Pesan bunda untuk Ibu Yutika dan Ibu Lucy "tak ada kata terlambat wat mencari ilmu,umur boleh tua v semangat tetap muda..."


Ada ungkapan yang mengatakan, “Belajar di waktu muda bagai mengukir di atas batu. Belajar di waktu tua bagai melukis di atas air.”
Ibu-ibu di atas juga masih muda ko !
Sebenarnya, ungkapan ini untuk memotivasi anak muda agar giat belajar dan menuntut ilmu. Masa muda hendaklah dimanfaatkan sebaik-baiknya untuk membekali diri dengan ilmu pengetahuan.

Namun, bukan berarti orang yang sudah memasuki usia senja sudah terlepas tanggung jawabnya untuk menuntut ilmu. Banyak orang yang sudah berusia, berlindung dari kewajiban belajar dengan ungkapan ini. Menurut mereka, masa tua sudah dibebaskan dari kewajiban menuntut ilmu. Karena daya ingatnya sudah tak mampu lagi merekam pelajaran.

Imam Hasan al-Bashri pernah ditanya seseorang yang usianya sudah 80 tahun. Apakah orang tua itu masih pantas untuk menuntut ilmu? Imam Hasan menjawab, “Jika ia masih pantas hidup.”

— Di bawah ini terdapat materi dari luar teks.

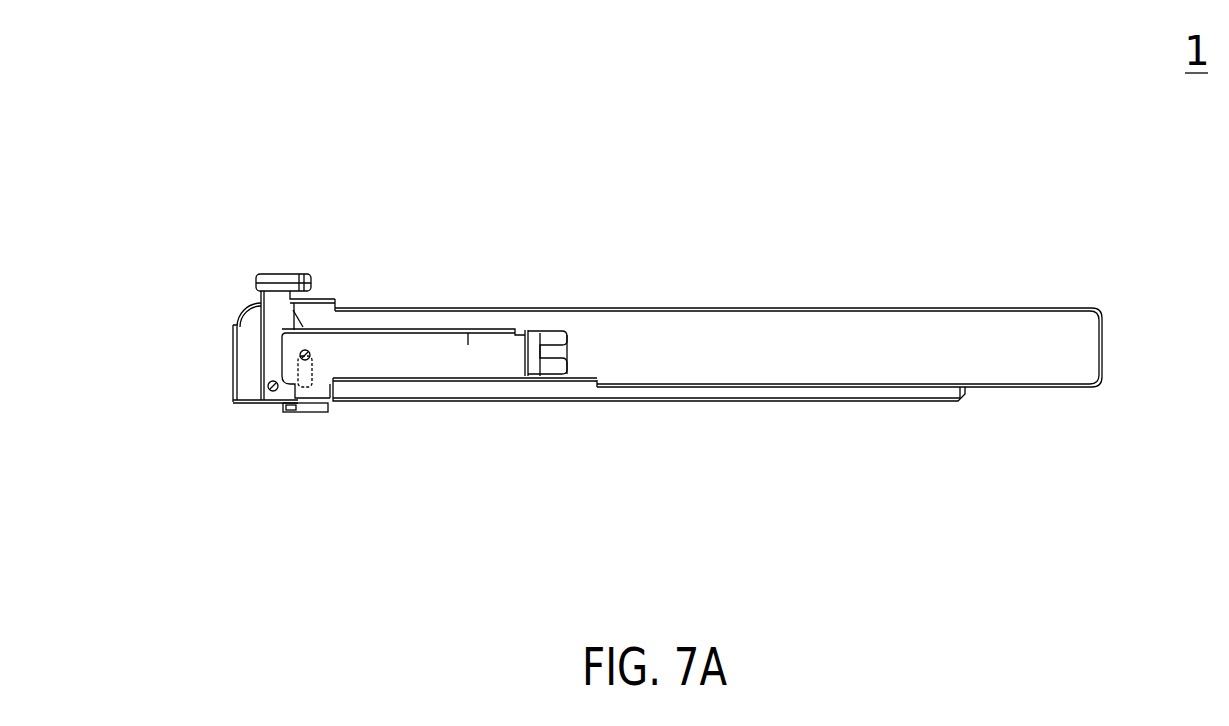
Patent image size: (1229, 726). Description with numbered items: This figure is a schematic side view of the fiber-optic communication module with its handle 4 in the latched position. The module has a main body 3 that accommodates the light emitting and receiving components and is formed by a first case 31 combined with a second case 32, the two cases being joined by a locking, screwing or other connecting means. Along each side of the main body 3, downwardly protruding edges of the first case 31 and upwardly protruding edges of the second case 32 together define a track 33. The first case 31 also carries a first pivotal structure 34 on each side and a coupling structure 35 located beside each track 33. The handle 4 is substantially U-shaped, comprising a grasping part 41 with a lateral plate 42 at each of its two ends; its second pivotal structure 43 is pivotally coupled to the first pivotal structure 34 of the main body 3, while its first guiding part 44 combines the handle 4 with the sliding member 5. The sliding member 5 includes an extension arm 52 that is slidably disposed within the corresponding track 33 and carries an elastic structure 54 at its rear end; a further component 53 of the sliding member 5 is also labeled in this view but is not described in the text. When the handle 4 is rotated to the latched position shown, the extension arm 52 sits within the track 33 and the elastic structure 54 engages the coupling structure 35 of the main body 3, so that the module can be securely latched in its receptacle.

The main body 3 is at (423, 235).
The first case 31 is at (742, 345).
The second case 32 is at (825, 393).
The track 33 is at (492, 331).
The first pivotal structure 34 is at (290, 340).
The coupling structure 35 is at (572, 359).
The handle 4 is at (150, 277).
The grasping part 41 is at (266, 285).
The lateral plate 42 is at (268, 344).
The second pivotal structure 43 is at (268, 388).
The first guiding part 44 is at (290, 406).
The sliding member 5 is at (355, 487).
The extension arm 52 is at (410, 352).
The pin 53 is at (309, 358).
The elastic structure 54 is at (552, 340).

Demikian menuntut ilmu tidak di batasi oleh usia, status menikah. Jadi harus tetap semangat yahh !
Siapa yang menganggap dirinya masih pantas untuk hidup, maka dia mesti belajar dan menambah pengetahuannya. Imam al-Hasan menegaskan, tak ada batasan usia bagi orang yang mau menuntut ilmu

Minggu, 26 Februari 2017

Metis Sebelum Pulang




All praises be to Allah.
     Sungguh beruntung aku bisa mengenal kalian, walaupun hanya bisa melihat dan bertemu kalian 2x dalam 1 minggu, rasanya seperti bertemu dengan keluarga yang sudah lama tidak bertemu...rasa rindu untuk orang-orang seperti kalian (ngangenin)... siang dan malam terasa dekat...aku, kamu dan kita... we're family, kita seperti keluarga" itulah yang aku rasakan ".
     Sabtu 31 desember 2016, menjelang akhir pergantian tahun... sore itu kita bersiap untuk pulang, eh masih banyak yang nongkrong juga ko... teman-teman duduk di pelataran kampus, di depan kelas (sebagian duduk di tangga) seperti yang dapat kita lihat pada foto di atas, by the way yang paling depan namanya Teh Yasmin cantik kann? Iyah kan cewe -_- and then ada Kang Nasir, Teh Ayu, Kang Rian dan lain". Mau tau aku yang mana? Aku di pojok atas sebelah kiri dekat bunda.
     "Kang sini metis", itulah salahsatu perkataan yang masih aku ingat... kekeluargaan sangat terasa, ketika kita berkumpul makan petis, namanya petis Romantis... asem, pedes, tapi ada manis- manisnya haha...dibarengi dengan candaan...sampai foto-foto, begitu hangat yang kurasa.
     Friend is not about someone who has long we know, but about someone who approached and stopped in our life, those who are able to make simple things into something that makes you happy. Sahabat bukan tentang seseorang yang telah lama kita kenal, tetapi tentang seseorang yang menghampiri dan singgah di hidupkita. Mereka yang mampu membuat hal sederhana menjadi sesuatu yang membuat kita bahagia.